Los países deben desarrollar y financiar un plan que prevea un componente específico de protección de la infancia por ser la población más vulnerable al cambio climático, es la que lo sufrirá por más tiempo y de la que depende el bienestar futuro del país. En Costa Rica contamos con suficientes datos para saber, por ejemplo, que ciertas regiones rurales y costeras concentran mayores porcentajes de población menor de edad; si cruzamos esa información con la de mayor incidencia de eventos climáticos se pueden hacer planes de gestión de riesgo muy robustos y protocolos eficaces para asegurar la continuidad del servicio de educación.
Los planes deben ser interinstitucionales, intersectoriales (con participación de cada comunidad educativa) e integrales; deben tener un eje de decisión y gestión de riesgo de escala nacional (en el caso del MEP en manos del Consejo Superior de Educación y la jerarquía de la cartera), regional y por centro educativo. Es fundamental actuar con un enfoque diversificado para lidiar con diluvios torrenciales en el Pacífico en paralelo con lluvias normales en la GAM y días soleados en el Caribe y viceversa, para evitar cierres innecesarios en áreas no afectadas.
Posibles componentes de la estrategia: Una planificación con esas características debe incluir estrategias diferenciadas como ajustes en el calendario en algunas regiones del país para aprovechar más las épocas secas; jornadas más intensivas en ciertos meses o durante fines de semana en las zonas más propensas a emergencias climáticas; distribución previa de material impreso para que los estudiantes lo tengan en sus casas en caso de hechos que se prolonguen por más de un par de días; priorizar la conectividad de hogares y procurar la dotación de equipos en las zonas con mayor riesgo de sufrir suspensión de lecciones; utilizar el sistema de radio y televisión estatal y establecer alianzas con medios de comunicación regionales para que transmitan programas educativos sincronizados con el currículo escolar, que mitiguen la pérdida de aprendizajes; involucrar a las comunidades en la generación de soluciones paliativas para preservar la continuidad de la formación y los servicios concomitantes.

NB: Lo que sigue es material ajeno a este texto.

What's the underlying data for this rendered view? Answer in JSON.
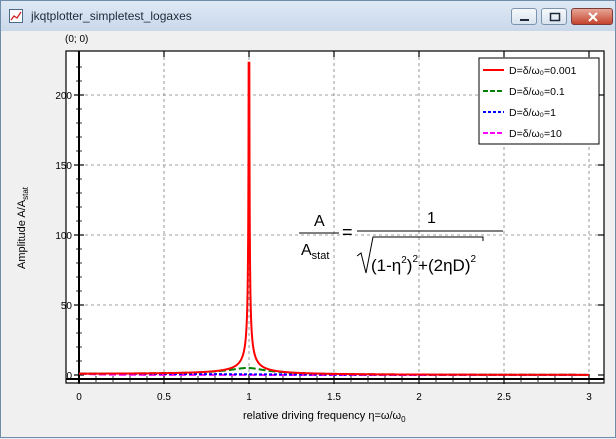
{
  "window": {
    "title": "jkqtplotter_simpletest_logaxes",
    "icon": "app-icon",
    "buttons": [
      "minimize-icon",
      "maximize-icon",
      "close-icon"
    ]
  },
  "coordinate_readout": "(0; 0)",
  "chart_data": {
    "type": "line",
    "xlabel": "relative driving frequency η=ω/ω",
    "xlabel_sub": "0",
    "ylabel": "Amplitude A/A",
    "ylabel_sub": "stat",
    "xlim": [
      -0.08,
      3.05
    ],
    "ylim": [
      -5,
      230
    ],
    "xticks": [
      0,
      0.5,
      1,
      1.5,
      2,
      2.5,
      3
    ],
    "xtick_labels": [
      "0",
      "0.5",
      "1",
      "1.5",
      "2",
      "2.5",
      "3"
    ],
    "yticks": [
      0,
      50,
      100,
      150,
      200
    ],
    "ytick_labels": [
      "0",
      "50",
      "100",
      "150",
      "200"
    ],
    "grid": true,
    "legend_position": "top-right",
    "series": [
      {
        "name": "D=δ/ω₀=0.001",
        "D": 0.001,
        "color": "#ff0000",
        "dash": "solid",
        "peak_value": 223
      },
      {
        "name": "D=δ/ω₀=0.1",
        "D": 0.1,
        "color": "#008000",
        "dash": "dashed",
        "peak_value": 5.0
      },
      {
        "name": "D=δ/ω₀=1",
        "D": 1,
        "color": "#0000ff",
        "dash": "dotted",
        "peak_value": 1.0
      },
      {
        "name": "D=δ/ω₀=10",
        "D": 10,
        "color": "#ff00ff",
        "dash": "dashed",
        "peak_value": 1.0
      }
    ],
    "annotation": {
      "lhs_num": "A",
      "lhs_den": "A",
      "lhs_den_sub": "stat",
      "equals": "=",
      "rhs_num": "1",
      "rhs_den_a": "(1-η",
      "rhs_den_a_sup": "2",
      "rhs_den_a_close": ")",
      "rhs_den_a_exp": "2",
      "rhs_den_plus": "+",
      "rhs_den_b": "(2ηD)",
      "rhs_den_b_exp": "2"
    }
  }
}
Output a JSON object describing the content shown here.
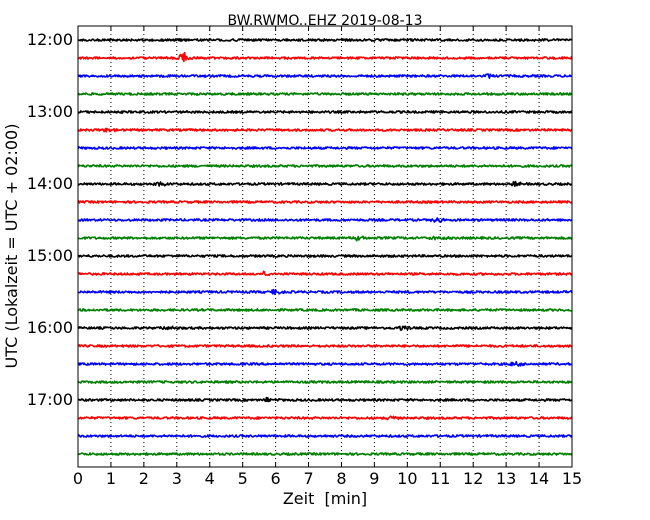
{
  "chart_data": {
    "type": "line",
    "subtype": "seismogram-dayplot",
    "title": "BW.RWMO..EHZ 2019-08-13",
    "xlabel": "Zeit  [min]",
    "ylabel": "UTC (Lokalzeit = UTC + 02:00)",
    "xlim": [
      0,
      15
    ],
    "x_ticks": [
      "0",
      "1",
      "2",
      "3",
      "4",
      "5",
      "6",
      "7",
      "8",
      "9",
      "10",
      "11",
      "12",
      "13",
      "14",
      "15"
    ],
    "y_ticks": [
      "12:00",
      "13:00",
      "14:00",
      "15:00",
      "16:00",
      "17:00"
    ],
    "grid": "vertical-dotted",
    "trace_interval_min": 15,
    "color_cycle": [
      "#000000",
      "#ff0000",
      "#0000ff",
      "#008000"
    ],
    "traces": [
      {
        "start": "12:00",
        "color": "#000000"
      },
      {
        "start": "12:15",
        "color": "#ff0000"
      },
      {
        "start": "12:30",
        "color": "#0000ff"
      },
      {
        "start": "12:45",
        "color": "#008000"
      },
      {
        "start": "13:00",
        "color": "#000000"
      },
      {
        "start": "13:15",
        "color": "#ff0000"
      },
      {
        "start": "13:30",
        "color": "#0000ff"
      },
      {
        "start": "13:45",
        "color": "#008000"
      },
      {
        "start": "14:00",
        "color": "#000000"
      },
      {
        "start": "14:15",
        "color": "#ff0000"
      },
      {
        "start": "14:30",
        "color": "#0000ff"
      },
      {
        "start": "14:45",
        "color": "#008000"
      },
      {
        "start": "15:00",
        "color": "#000000"
      },
      {
        "start": "15:15",
        "color": "#ff0000"
      },
      {
        "start": "15:30",
        "color": "#0000ff"
      },
      {
        "start": "15:45",
        "color": "#008000"
      },
      {
        "start": "16:00",
        "color": "#000000"
      },
      {
        "start": "16:15",
        "color": "#ff0000"
      },
      {
        "start": "16:30",
        "color": "#0000ff"
      },
      {
        "start": "16:45",
        "color": "#008000"
      },
      {
        "start": "17:00",
        "color": "#000000"
      },
      {
        "start": "17:15",
        "color": "#ff0000"
      },
      {
        "start": "17:30",
        "color": "#0000ff"
      },
      {
        "start": "17:45",
        "color": "#008000"
      }
    ],
    "events": [
      {
        "trace": "12:15",
        "minute": 3.2,
        "amplitude": "large"
      },
      {
        "trace": "12:30",
        "minute": 12.5,
        "amplitude": "small"
      },
      {
        "trace": "13:15",
        "minute": 0.9,
        "amplitude": "small"
      },
      {
        "trace": "14:00",
        "minute": 2.5,
        "amplitude": "small"
      },
      {
        "trace": "14:00",
        "minute": 13.3,
        "amplitude": "small"
      },
      {
        "trace": "14:30",
        "minute": 10.9,
        "amplitude": "small"
      },
      {
        "trace": "14:45",
        "minute": 8.5,
        "amplitude": "small"
      },
      {
        "trace": "14:45",
        "minute": 10.9,
        "amplitude": "small"
      },
      {
        "trace": "15:15",
        "minute": 5.7,
        "amplitude": "small"
      },
      {
        "trace": "15:30",
        "minute": 6.0,
        "amplitude": "small"
      },
      {
        "trace": "16:00",
        "minute": 2.8,
        "amplitude": "small"
      },
      {
        "trace": "16:00",
        "minute": 9.9,
        "amplitude": "small"
      },
      {
        "trace": "16:30",
        "minute": 13.3,
        "amplitude": "small"
      },
      {
        "trace": "17:00",
        "minute": 5.8,
        "amplitude": "small"
      },
      {
        "trace": "17:15",
        "minute": 9.5,
        "amplitude": "small"
      }
    ]
  }
}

Claro está, la planificación adecuada y su eventual ejecución requieren de recursos. Garantizar la continuidad del servicio educativo demanda recursos. Cuando un docente cuenta que sus estudiantes se fueron 10 días para la casa sin material porque no hay presupuesto para distribuir fotocopias, no hay libros de texto para todos y la mayoría no tienen conectividad ni computadora, se me parte el corazón. Lo más probable es que la mayoría de esos chicos y chicas nunca aprenderán por completo la materia que no recibieron en esos días porque el sistema no ofrece continuidad ni tiene capacidad para compensar las interrupciones. ¿Qué estamos haciendo para impedir los efectos de estos y otros riesgos que penden sobre nuestra población estudiantil más vulnerable? Estamos recortando drásticamente el presupuesto para educación. El mismo Estado está produciendo damnificados educativos.
Artículo publicado en La Nación el 24 de noviembre de 2024.